I'm a total beginner when it comes to plumbing/electrical side of things and don't want to make errors that will cost me in the long run.
Thanks in advance

caricell
12-28-2013, 08:59 PM
-Make sure you have multiple 20 amp circuits in the room.
-If you are going to have any kind of floor covering, get an industrial grade (tight nap) carpeting with NO padding underneath (straight on the slab).
- Buy an industrial size blower, and wet-vac

Pierre
12-28-2013, 09:21 PM
Plan... Several months ago Larry Jinks did a presentation on his fish room. You definitely want to have a central air and WC system in place. Depending of your budget, you can even make the WC automatized. I would have a central air for heating as this will eliminate the need for one heater / aquarium and eliminate the risk "fish soup". I believe that Larry has a central filtering system and a separate generator in case of power failure.

I like a concrete slab slanted to the corner of the room to evacuate the water and avoid mold that may develop with humidity if you choose to have a carpet. Definitely have a faucet / sink in your basement and a fridge. And as Larry said, multiple amp circuits.

ahud
12-28-2013, 09:43 PM
I don't have a dedicated room yet, but I still spend time planning it lol. Heres what I found:

-Drill the tanks for easy water changes at a minimum.
-Really think about what you enjoy in the hobby, what types of fish, and if you like to raise fry. Use that info to select tank sizes/number of tanks. I often see post about people unhappy with their tank sizes.
-Personal opinion, I think standardization makes everything easier.
-Build with energy savings in mind
-Plan for humidity

stevenjohn21
12-28-2013, 10:32 PM
Thanks for the quick replies . Like I said I'm a beginner at this and I really can't afford (who can?) to make mistakes so I have been reading up on dealing with humidity , automated WC systems etc. a couple of things I would like to ask
1) would a ceiling fan be enough to move air around and create less humidity?
2) by slanting the floor a certain way (towards a floor drain) how do you make the racks level ?
3) for easy WC are there only 2 options ? Drilling tanks or over flows ?

Obviously I don't want to syphon each tank individually into a bucket but I would like something that is neatly done and out of sight.... If possible.

Demonfish
12-28-2013, 10:59 PM
I would plan more. Leave bigger aisles. Use iron racks instead of concrete blocks (more tanks in the same space). I would put my tanks lengthways instead of endwise. Putting power filters on the ends of tanks requires custom lids.

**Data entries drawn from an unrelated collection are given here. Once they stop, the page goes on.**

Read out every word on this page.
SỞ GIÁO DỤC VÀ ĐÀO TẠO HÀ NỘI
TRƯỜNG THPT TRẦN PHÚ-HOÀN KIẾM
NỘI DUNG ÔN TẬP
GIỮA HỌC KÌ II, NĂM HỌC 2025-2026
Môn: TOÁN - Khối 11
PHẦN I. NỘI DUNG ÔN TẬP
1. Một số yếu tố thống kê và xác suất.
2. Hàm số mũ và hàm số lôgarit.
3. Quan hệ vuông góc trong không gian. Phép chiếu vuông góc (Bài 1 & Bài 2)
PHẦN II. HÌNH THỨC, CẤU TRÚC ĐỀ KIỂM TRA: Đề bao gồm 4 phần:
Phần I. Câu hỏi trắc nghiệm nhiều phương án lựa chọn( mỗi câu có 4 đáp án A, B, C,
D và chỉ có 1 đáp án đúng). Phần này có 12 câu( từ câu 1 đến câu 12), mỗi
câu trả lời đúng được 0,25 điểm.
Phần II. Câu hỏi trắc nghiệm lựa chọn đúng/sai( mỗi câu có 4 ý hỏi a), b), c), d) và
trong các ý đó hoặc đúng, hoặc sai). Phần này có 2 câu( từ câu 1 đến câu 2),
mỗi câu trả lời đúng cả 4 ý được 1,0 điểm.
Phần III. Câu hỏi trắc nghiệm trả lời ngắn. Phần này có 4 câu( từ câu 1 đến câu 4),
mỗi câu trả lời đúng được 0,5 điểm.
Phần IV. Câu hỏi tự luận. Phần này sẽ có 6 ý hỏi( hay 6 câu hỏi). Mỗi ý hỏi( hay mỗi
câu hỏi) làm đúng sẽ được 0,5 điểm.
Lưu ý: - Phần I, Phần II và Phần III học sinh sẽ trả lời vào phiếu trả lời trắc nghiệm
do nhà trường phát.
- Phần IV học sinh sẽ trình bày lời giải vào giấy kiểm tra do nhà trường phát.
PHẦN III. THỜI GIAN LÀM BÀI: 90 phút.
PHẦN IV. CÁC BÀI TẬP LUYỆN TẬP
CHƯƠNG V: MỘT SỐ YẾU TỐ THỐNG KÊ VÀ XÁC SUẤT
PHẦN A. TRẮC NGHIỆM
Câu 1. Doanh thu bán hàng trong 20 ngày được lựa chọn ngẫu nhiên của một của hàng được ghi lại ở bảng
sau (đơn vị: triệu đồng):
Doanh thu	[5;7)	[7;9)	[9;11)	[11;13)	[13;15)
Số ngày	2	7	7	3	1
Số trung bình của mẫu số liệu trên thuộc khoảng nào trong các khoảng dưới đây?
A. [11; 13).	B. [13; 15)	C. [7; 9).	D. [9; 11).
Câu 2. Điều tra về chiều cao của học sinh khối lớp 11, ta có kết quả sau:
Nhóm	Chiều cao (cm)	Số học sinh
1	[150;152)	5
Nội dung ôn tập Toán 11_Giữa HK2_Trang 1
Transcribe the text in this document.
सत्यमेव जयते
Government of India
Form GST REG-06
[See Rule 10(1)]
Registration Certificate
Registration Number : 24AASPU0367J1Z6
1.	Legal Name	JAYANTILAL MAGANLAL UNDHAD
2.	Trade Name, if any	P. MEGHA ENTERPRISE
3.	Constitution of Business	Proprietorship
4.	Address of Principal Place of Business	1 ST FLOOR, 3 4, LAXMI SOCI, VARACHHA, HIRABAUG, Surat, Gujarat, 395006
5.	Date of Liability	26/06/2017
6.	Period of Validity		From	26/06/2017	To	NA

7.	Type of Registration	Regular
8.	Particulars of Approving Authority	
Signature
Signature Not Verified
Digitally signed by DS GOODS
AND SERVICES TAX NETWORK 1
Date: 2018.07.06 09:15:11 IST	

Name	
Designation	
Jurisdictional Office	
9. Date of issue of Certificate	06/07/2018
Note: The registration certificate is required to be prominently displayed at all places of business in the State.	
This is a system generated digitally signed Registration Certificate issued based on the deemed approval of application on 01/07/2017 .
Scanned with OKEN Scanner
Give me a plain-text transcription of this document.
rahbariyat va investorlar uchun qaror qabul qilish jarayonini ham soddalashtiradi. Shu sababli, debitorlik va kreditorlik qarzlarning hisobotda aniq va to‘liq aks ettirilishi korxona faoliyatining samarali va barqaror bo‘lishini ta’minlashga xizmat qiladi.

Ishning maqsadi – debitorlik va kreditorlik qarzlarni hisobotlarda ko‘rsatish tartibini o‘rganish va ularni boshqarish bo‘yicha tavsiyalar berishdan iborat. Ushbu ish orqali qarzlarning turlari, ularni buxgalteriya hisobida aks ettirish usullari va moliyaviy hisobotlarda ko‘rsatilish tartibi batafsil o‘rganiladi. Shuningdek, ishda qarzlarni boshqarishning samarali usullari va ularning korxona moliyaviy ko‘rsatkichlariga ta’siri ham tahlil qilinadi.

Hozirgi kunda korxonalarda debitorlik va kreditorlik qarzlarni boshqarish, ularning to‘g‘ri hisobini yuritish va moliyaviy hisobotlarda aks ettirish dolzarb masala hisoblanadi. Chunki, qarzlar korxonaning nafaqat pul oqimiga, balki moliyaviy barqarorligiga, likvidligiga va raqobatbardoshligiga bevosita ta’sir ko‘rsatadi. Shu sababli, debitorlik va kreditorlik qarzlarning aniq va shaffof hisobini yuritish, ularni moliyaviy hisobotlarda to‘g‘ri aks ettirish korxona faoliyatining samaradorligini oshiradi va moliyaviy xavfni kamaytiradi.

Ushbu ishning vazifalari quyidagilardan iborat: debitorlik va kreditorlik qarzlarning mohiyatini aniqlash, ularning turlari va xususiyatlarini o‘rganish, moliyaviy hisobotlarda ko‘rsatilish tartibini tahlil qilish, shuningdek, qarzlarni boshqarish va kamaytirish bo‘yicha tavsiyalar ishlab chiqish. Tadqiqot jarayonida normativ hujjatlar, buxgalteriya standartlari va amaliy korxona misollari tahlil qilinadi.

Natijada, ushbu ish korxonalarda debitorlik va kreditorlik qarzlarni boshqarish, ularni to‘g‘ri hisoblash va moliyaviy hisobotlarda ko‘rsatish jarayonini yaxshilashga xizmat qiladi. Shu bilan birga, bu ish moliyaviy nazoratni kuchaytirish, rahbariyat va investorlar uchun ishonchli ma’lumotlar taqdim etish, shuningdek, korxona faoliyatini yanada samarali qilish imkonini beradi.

I doubt ceiling fans would do the job. We ended up putting in both a "utility sink" and a heat pump before the basement was tank friendly. IMO both are "musts". If I were doing it over, I would build a fish "room" with insulated walls, doors, and ceiling. Use the fiberglass no paper wall board. Heating the room is more efficient and comfortable than the tanks, but if you don't keep the humidity in, the tank level drops and you get musty stuff elsewhere in the basement. A floor drain with a concrete floor sloped to it would be best, but houses aren't commonly done that way here as they are in the North. In the north, basements slope to the center drain and a sump pump pumps water out of under the floor, its intended to deal with seepage, but is very useful for fish rooms..

Mopping up a thin layer of water all over the level floor is no fun at all. Don't do carpet on the level at all.

All tank racks on concrete floors must be shimmed. Whether they are deliberately sloped or just wavy, basement floors are seldom level.

Out of sight in a fishroom has never been a concern for me. But you can make a "display side" and a "behind the scenes side" like a store or public aquarium does.

I really like the idea of "easy water change" with pvc that both drains and fills with the turn of a knob. Best is separate fill and drains where water does not mix between separate tanks. But you could also do a single system where water is centrally filtered and you do the water change from that.

ronv
12-29-2013, 08:53 AM
IMO the most important thing to consider when buying a house is the plumbing and that the room is big enough to meet your needs. Everything else can be added later. Plumbing, especially the under floor drain, is either there or it's not and it is important.

ahud
12-29-2013, 04:58 PM
Thanks for the quick replies . Like I said I'm a beginner at this and I really can't afford (who can?) to make mistakes so I have been reading up on dealing with humidity , automated WC systems etc. a couple of things I would like to ask
1) would a ceiling fan be enough to move air around and create less humidity?
2) by slanting the floor a certain way (towards a floor drain) how do you make the racks level ?
3) for easy WC are there only 2 options ? Drilling tanks or over flows ?

Obviously I don't want to syphon each tank individually into a bucket but I would like something that is neatly done and out of sight.... If possible.

I like stuff to have a nice clean look as well, but a clean look is certainly the exception to most fishrooms I have seen lol. It goes back to what I said earlier, its all about deciding what you want. Some people want to use every inch of the room for tanks, which tends to give a cluttered look. The Swiss tropical guy did a nice drainage system that is not too unsightly. So there are ways to keep a clean look, while also having a smooth working room.
http://www.swisstropicals.com/Swisstropicals%20Fishroom.html

stevenjohn21
12-29-2013, 06:18 PM
Thats a great link, thank you !
If i can get it to look half as good as that then i will be happy.

ahud
12-29-2013, 07:10 PM
Here is another great link. http://www.cichlid-forum.com/phpBB/viewtopic.php?t=204626

You can see he was more interested in seeing the behavior and interactions versus raising a lot of fry initially, hence the big tanks with comfortable viewing. He did add smaller tanks later on for fry and grow out I think. Finding that mix is the key to a enjoyable room from what I have seen.

Demonfish
12-29-2013, 09:02 PM
basements are rare around here, You only find them in houses on a slope. We were able to add plumbing and HVAC but it was expensive and adding a floor drain would be a royal pain. Definitely look for the stuff already done.

stevenjohn21
12-30-2013, 12:12 AM
I must admit I am limiting the search of a home due to wanting a basement, however I don't see any other way of having a fish room unless there is a basement.
Tomorrow the house hunting continues !

schillbw
12-30-2013, 07:58 AM
When I was on the hunt I had the same mentality. Just make sure your agent knows what you want up front. If you can, get on georgia mls and narrow your searches to basement homes only. We were able to see many houses before finding the one.

ahud
12-30-2013, 12:02 PM
I plan on having my fishroom in a detached garage/shop. A lot of the UK fish keepers have "fish sheds", which is basically just a small building that's insulated and plumbed, I like those as well.